2nd Edition D&D was a great game, but there was a clear imbalance. Spellcasters got access to a new level of spells every odd-numbered level. Other classes didn’t get anything nearly so exciting.

The only features fighters got were weapon specialization, extra attacks, and elevation to lordship. Thieves similarly lacked advancement, apart from regular improvements to the same old skills. And neither had much they could do in combat apart from attack.

So I set out to create some simple tactical options for combat and a few carefully chosen extra features, mostly for fighters and rogues. They’re short enough that I decided to post them here as well. They include simplified versions of some rules I’ve posted here previously.

Ability Scores

Roll 4d6; drop the lowest die–unless you got more than one 1. This is your CHA. Roll 5 more times and assign these to abilities as you like.

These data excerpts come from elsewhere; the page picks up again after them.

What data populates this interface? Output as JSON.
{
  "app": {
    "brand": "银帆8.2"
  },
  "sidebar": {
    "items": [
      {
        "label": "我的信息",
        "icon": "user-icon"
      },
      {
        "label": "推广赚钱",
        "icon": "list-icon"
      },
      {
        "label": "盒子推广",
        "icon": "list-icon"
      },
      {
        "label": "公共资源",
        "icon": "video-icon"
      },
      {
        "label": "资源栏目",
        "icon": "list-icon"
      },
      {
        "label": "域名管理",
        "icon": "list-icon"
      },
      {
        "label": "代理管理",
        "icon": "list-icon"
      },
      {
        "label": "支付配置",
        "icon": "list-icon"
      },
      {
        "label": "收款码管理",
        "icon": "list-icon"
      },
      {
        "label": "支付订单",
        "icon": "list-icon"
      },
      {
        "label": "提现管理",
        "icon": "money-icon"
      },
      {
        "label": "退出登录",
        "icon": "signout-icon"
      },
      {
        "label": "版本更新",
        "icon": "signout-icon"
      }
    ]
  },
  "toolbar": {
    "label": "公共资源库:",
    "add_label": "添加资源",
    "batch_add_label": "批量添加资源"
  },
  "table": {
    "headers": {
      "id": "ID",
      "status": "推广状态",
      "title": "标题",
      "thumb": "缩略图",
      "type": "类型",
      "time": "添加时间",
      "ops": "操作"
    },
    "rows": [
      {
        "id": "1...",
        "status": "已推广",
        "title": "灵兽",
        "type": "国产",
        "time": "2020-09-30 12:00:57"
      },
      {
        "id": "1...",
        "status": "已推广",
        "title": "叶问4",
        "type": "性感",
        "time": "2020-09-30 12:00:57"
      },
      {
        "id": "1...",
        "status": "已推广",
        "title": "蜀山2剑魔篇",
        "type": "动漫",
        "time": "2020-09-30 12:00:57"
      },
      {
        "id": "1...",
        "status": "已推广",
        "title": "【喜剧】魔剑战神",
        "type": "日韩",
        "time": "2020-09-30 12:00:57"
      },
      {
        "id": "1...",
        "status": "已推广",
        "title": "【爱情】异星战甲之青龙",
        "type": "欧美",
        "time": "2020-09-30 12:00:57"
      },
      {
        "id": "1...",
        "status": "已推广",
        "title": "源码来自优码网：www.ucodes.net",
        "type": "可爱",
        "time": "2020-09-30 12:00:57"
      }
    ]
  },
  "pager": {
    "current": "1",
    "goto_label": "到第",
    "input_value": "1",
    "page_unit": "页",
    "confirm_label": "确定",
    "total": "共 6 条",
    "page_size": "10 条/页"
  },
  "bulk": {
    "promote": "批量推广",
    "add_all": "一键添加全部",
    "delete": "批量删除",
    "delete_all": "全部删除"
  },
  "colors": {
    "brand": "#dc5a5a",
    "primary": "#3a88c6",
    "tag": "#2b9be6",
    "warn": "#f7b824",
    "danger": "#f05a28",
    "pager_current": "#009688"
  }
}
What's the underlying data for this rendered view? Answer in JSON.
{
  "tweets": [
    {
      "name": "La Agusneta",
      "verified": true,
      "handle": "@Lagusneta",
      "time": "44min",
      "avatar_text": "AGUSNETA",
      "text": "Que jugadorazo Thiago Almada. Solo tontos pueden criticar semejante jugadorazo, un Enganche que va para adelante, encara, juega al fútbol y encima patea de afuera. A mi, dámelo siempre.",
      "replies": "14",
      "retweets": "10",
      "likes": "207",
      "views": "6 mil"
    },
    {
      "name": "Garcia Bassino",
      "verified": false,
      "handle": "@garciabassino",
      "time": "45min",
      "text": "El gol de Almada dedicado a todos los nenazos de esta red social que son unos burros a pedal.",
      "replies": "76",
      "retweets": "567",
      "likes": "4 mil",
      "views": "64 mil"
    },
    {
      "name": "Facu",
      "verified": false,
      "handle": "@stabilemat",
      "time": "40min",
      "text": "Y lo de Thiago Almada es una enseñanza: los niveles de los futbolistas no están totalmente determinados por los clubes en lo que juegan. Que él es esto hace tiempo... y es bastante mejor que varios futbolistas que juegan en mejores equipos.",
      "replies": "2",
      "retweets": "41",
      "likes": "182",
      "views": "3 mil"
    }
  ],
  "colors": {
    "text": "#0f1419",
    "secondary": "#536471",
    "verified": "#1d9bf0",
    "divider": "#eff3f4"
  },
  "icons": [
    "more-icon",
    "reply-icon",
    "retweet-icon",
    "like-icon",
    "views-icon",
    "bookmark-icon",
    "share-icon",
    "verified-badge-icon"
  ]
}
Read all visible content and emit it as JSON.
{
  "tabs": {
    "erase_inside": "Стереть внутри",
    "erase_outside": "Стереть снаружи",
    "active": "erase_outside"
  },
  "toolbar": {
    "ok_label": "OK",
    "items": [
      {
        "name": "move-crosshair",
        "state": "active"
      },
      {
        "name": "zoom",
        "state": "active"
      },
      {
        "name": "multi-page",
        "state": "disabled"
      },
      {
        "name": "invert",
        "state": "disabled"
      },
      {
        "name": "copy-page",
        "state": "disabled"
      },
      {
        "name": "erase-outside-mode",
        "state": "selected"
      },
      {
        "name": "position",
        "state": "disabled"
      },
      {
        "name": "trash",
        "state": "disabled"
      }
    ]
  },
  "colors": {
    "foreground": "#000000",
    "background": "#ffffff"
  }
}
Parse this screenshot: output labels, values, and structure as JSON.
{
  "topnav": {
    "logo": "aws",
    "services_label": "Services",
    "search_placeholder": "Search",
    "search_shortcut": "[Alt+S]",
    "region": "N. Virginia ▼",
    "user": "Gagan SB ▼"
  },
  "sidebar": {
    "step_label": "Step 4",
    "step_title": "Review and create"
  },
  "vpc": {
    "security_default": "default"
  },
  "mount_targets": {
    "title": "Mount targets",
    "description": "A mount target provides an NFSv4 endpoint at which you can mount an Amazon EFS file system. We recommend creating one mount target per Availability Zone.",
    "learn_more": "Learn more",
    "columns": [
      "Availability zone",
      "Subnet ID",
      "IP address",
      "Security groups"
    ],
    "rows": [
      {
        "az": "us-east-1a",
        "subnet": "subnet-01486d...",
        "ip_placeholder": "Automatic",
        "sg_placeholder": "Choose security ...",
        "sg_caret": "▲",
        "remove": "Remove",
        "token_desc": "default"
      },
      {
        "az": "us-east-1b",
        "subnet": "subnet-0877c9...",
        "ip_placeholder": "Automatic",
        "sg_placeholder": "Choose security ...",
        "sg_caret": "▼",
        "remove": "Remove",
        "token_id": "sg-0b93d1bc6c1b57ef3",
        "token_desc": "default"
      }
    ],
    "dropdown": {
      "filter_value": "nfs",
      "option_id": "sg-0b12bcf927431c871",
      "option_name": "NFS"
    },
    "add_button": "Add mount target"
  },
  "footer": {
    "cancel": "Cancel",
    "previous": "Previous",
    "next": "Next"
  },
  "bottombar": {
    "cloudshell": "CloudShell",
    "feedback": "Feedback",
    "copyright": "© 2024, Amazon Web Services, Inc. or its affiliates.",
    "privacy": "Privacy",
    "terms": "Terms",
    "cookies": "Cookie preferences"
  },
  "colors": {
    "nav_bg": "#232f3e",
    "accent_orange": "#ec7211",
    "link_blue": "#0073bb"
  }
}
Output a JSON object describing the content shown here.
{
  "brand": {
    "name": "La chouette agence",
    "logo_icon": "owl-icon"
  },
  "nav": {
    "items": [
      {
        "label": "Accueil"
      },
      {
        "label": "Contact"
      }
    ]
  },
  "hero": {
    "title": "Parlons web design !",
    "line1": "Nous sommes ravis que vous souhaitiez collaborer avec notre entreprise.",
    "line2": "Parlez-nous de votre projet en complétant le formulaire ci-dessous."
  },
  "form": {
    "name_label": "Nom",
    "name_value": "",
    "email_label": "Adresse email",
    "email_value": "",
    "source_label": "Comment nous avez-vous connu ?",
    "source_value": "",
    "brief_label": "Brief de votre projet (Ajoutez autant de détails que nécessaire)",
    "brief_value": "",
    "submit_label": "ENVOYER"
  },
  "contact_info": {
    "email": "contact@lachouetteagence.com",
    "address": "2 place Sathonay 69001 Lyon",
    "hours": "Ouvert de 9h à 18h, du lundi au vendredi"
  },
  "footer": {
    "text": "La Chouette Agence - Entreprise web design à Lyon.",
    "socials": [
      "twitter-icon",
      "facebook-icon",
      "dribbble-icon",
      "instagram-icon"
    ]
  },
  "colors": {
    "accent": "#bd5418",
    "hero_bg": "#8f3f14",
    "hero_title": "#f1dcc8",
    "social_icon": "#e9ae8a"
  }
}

If no score is at least 15, raise your second highest score to 15. You can swap CHA with another score to make CHA higher but not lower.

Strength gets attack and damage bonuses at lower scores (see below), but adventurers do not get percentile strength without magic.

  • 14: — attack/+1 damage
  • 15: +1 attack/+1 damage
  • 16: +1 attack/+2 damage
  • 17: +2 attack/+2 damage
  • 18: +2 attack/+3 damage
  • 18/01-50: +2/+4
  • 18/51-75: +3/+4
  • 18/76-90: +3/+5
  • 18/91-00: +3/+6
  • 19: +4 attack/+7 damage, etc.


PCs start at 3rd level with 2d3 hit points. Hit points/level (from 1st to 9th) are: warriors 4, wizards 2, priests 3, and rogues 3 (plus CON bonus). Attack bonus (20 – THAC0) replaces THAC0.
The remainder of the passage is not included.